Louisa May Alcott’s Little Women is a story told in many forms, from a BBC television series to an Oscar Nominated film we have watched the March sisters grow into the kind and perfectly imperfect women we all know and love. Kit Salter-Kay, the director of LUU’s Music Theatre Society’s Little Women, says “We see women like Jo, Amy, Beth and Meg within ourselves today. We see women like Marmee in our friends and family. Though Alcott’s novel was written over 150 years ago, these characters and their stories resonate with us now.” This exact universality and timelessness is brought to life by an astounding cast and beautiful musical accompaniment, wholly and completely engrossing you in the world of Alcott’s Concord, Massachusetts.
As I entered the Riley Smith Theatre, the curtains were drawn, the lights went down and the band began to tune-up, and we were plunged into darkness. The music started to swell, and as the curtains were drawn back, we were immediately transported into the world of Little Women. Immediately, I got the coveted feelings of butterflies in my stomach and goosebumps down my arms, and I knew that I was in for a wonderful time.
Greeted by a simple, yet effective set, the story began in the boarding house where a grown-up Jo March (Tally Soames) is working as a teacher. One by one, we are introduced to each character, moving back and forth between the present day and the past. Thanks to the steady and thoughtful direction, each character we met felt fully formed and consistent throughout. The entire cast was incredible, everyone performed with confidence, care, and completely embodied each character they played. Particular kudos go out to Joe Bennett and Eliza Jones for stepping into the roles of Mr Laurence and Braxton with such ease.
Two actors stood out in particular, the first being Caitlin Doyle who played Aunt March and Mrs Kirk. With impeccable comedic timing and a complete physical and vocal transformation between characters, Doyle had the audience in fits of laughter and totally enthralled by her performance. Playing Jo March, Tally Soames was utterly captivating, while some may be tempted to compare her performance to the many Jos that have come before her, Soames managed to bring new vigour and excitement to the role that leads the audience so expertly through every high and low the spirited tomboy experienced. Soames also stunned us with her powerhouse vocals, each song was performed with such clarity and control, I was astonished from the moment she opened her mouth. However, Jo would be nothing without her loved ones, and the rest of the March family/Laurence clan did not disappoint. With equally as charming performances and strong vocals, the cast and ensemble together created an atmosphere of such fun, it truly felt like I was watching a family grow together.

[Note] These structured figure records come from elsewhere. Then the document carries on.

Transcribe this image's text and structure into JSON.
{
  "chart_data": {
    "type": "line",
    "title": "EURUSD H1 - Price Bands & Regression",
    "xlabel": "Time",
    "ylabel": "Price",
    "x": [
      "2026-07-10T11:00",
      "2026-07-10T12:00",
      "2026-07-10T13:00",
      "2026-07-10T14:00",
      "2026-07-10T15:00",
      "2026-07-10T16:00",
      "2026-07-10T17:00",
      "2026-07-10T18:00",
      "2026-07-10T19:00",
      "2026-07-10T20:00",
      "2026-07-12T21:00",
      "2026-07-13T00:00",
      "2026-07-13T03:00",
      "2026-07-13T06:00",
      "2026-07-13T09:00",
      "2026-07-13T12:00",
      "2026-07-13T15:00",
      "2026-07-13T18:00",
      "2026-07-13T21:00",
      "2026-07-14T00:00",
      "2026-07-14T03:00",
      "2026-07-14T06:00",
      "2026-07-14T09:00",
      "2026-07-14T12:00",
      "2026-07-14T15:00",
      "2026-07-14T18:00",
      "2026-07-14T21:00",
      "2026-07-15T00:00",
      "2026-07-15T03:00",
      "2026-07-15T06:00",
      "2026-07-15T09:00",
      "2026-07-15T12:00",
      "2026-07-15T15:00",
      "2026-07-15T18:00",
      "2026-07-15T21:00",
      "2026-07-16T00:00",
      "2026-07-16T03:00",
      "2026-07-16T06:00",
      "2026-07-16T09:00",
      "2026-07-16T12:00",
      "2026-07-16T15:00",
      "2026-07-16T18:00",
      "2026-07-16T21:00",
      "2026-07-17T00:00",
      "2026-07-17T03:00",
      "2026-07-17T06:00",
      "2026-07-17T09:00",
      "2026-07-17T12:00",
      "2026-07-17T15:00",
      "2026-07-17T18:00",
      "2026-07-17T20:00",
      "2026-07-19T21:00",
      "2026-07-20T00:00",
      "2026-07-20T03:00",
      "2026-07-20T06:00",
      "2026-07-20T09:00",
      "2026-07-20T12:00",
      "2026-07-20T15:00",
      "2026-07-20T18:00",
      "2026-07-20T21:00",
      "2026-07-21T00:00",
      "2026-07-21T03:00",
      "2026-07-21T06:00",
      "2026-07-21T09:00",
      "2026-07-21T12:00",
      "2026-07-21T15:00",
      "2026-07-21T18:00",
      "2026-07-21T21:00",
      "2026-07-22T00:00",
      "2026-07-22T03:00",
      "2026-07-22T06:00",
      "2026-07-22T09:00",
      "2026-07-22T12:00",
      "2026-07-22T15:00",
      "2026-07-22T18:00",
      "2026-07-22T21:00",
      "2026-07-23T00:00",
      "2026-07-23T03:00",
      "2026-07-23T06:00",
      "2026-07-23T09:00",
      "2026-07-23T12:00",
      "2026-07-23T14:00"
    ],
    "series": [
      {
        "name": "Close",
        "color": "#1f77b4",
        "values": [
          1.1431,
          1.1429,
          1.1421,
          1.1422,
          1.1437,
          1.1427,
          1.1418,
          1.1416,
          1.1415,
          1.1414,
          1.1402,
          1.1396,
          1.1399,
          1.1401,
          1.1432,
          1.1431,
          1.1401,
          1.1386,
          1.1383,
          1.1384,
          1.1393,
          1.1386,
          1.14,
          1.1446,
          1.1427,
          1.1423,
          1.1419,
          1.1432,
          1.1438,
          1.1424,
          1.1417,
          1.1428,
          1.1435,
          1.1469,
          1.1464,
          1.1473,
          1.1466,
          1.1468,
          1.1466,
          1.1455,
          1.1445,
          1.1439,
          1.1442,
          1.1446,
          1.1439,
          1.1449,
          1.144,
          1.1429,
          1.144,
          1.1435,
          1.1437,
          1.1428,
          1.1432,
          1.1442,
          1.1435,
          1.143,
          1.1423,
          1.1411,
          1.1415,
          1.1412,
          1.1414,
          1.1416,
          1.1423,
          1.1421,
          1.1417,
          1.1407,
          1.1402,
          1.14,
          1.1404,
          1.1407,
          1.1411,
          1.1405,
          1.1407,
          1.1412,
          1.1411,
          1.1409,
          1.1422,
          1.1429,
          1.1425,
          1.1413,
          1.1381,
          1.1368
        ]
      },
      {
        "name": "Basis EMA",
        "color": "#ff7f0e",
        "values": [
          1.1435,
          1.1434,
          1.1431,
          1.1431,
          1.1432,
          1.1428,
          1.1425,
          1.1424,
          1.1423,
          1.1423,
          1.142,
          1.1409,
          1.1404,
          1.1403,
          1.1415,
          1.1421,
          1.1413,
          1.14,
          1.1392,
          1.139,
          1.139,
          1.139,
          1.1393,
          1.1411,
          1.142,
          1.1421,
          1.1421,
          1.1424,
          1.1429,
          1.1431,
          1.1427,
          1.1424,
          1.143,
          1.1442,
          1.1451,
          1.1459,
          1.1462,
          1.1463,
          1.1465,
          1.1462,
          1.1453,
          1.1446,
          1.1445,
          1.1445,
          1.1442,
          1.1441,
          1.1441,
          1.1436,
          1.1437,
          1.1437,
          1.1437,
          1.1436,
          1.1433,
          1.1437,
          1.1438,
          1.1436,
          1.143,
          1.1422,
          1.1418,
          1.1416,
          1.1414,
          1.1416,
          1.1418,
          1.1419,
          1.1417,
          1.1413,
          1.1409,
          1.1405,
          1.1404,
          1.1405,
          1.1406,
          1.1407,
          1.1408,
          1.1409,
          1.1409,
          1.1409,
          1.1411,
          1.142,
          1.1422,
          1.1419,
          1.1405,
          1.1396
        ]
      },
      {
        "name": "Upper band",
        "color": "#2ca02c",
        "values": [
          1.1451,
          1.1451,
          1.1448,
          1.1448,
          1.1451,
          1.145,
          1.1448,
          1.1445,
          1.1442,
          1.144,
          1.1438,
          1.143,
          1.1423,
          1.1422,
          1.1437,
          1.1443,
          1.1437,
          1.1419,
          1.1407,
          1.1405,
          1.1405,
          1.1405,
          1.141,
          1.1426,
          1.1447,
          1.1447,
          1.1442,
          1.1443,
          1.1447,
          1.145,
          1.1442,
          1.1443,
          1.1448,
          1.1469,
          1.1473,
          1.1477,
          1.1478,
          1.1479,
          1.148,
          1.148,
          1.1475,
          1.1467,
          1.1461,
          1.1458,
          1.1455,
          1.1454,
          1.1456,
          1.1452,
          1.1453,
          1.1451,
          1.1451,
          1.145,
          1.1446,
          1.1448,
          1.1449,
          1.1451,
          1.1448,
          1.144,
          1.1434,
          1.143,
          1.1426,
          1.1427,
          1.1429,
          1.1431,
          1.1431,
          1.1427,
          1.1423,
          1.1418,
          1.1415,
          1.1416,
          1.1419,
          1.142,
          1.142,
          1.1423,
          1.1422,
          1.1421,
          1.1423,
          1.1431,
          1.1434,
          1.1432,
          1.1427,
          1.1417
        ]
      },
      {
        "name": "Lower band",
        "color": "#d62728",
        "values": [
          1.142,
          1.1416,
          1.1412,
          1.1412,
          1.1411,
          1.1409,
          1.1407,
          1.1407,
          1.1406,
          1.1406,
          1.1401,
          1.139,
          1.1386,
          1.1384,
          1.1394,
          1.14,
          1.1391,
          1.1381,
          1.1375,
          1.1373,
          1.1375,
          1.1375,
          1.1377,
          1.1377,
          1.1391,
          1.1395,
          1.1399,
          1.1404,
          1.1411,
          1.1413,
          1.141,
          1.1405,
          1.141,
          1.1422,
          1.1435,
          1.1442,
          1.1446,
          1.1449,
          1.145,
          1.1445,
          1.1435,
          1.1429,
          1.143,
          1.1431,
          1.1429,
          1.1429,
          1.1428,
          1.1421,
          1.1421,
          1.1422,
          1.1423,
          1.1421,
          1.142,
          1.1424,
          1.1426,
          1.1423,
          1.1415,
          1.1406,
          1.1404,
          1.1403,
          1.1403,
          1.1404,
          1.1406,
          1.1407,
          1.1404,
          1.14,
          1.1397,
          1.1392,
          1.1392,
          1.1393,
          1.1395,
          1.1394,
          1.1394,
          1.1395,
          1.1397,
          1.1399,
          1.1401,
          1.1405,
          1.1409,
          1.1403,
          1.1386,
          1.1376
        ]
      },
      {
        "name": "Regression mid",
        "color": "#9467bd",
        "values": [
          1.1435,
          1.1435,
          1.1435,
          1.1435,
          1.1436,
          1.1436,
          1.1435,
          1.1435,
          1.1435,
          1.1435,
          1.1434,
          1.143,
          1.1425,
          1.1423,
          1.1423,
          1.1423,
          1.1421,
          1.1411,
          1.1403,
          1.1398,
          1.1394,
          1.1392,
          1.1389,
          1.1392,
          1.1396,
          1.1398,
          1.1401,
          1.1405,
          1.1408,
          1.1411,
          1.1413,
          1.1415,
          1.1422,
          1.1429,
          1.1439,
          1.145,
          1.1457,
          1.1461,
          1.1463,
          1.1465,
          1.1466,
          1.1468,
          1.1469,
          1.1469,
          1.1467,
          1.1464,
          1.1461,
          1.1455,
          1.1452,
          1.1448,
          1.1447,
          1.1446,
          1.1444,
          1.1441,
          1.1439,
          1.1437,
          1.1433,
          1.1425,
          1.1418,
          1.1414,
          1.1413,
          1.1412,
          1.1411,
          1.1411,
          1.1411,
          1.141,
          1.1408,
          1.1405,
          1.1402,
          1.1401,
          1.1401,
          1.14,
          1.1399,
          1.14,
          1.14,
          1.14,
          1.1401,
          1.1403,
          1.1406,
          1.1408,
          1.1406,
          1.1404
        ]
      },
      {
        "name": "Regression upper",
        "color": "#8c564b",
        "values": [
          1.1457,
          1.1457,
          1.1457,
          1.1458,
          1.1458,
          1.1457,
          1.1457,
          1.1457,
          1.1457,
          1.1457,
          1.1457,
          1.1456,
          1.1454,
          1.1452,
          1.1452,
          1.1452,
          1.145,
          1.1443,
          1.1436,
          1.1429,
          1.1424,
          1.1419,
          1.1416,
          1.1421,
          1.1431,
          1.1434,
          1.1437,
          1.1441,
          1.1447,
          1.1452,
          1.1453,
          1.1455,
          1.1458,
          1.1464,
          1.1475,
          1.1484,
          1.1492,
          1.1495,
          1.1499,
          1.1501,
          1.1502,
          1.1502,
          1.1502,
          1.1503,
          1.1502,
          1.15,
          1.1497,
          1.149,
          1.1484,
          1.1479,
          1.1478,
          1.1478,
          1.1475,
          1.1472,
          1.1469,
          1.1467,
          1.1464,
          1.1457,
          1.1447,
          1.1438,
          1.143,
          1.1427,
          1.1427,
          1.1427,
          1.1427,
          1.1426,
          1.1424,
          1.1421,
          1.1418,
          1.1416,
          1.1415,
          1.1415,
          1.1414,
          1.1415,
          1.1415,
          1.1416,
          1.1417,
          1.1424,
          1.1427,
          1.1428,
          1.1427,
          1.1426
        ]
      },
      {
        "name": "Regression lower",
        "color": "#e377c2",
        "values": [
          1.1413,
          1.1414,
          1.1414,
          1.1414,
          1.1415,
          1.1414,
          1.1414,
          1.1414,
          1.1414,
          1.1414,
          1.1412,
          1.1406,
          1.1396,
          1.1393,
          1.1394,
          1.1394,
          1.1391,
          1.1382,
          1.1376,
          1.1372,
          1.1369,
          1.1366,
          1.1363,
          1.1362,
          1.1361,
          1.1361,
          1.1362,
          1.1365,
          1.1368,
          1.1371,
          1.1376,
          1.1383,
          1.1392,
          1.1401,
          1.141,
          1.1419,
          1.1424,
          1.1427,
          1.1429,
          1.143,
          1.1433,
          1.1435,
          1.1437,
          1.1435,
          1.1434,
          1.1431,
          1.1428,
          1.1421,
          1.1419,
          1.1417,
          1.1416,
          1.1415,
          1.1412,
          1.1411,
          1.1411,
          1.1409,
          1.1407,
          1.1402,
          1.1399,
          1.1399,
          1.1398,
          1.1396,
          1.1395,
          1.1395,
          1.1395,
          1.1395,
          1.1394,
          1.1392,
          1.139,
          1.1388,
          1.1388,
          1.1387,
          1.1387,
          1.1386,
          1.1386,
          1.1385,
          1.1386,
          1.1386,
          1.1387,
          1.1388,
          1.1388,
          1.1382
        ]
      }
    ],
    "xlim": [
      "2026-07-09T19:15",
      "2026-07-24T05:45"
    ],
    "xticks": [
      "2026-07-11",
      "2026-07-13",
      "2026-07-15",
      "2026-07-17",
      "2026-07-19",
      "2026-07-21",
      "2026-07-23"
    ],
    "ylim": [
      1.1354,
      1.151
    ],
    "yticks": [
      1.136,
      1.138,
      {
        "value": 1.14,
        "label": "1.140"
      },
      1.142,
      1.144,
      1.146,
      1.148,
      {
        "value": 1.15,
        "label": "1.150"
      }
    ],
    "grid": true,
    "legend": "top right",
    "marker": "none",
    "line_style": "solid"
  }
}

The musical and technical accompaniment bolstered the brilliant direction and performances, with only minor technical difficulties going practically unnoticed due to the professionalism of the cast. The band was clearly composed of a group of talented musicians who injected passion and skill into every song. I’ll admit I was intrigued and maybe even sceptical as to how the ‘musical’ element was going to work in Alcott’s world, but from the minute the music picked up any reservation was immediately dashed.
I’ve seen a lot of theatre in my life, but never have I seen a show that allowed me to have so much fun. This production is bursting at the seams with talent, creativity and love. While tackling issues of sexism, oppression and the trials of growing up, Music Theatre Society’s production of Little Women guides you expertly through the lives of the March Women having you fall in love with each and every single character along the way. I think it’s safe to say this production left me absolutely delighted.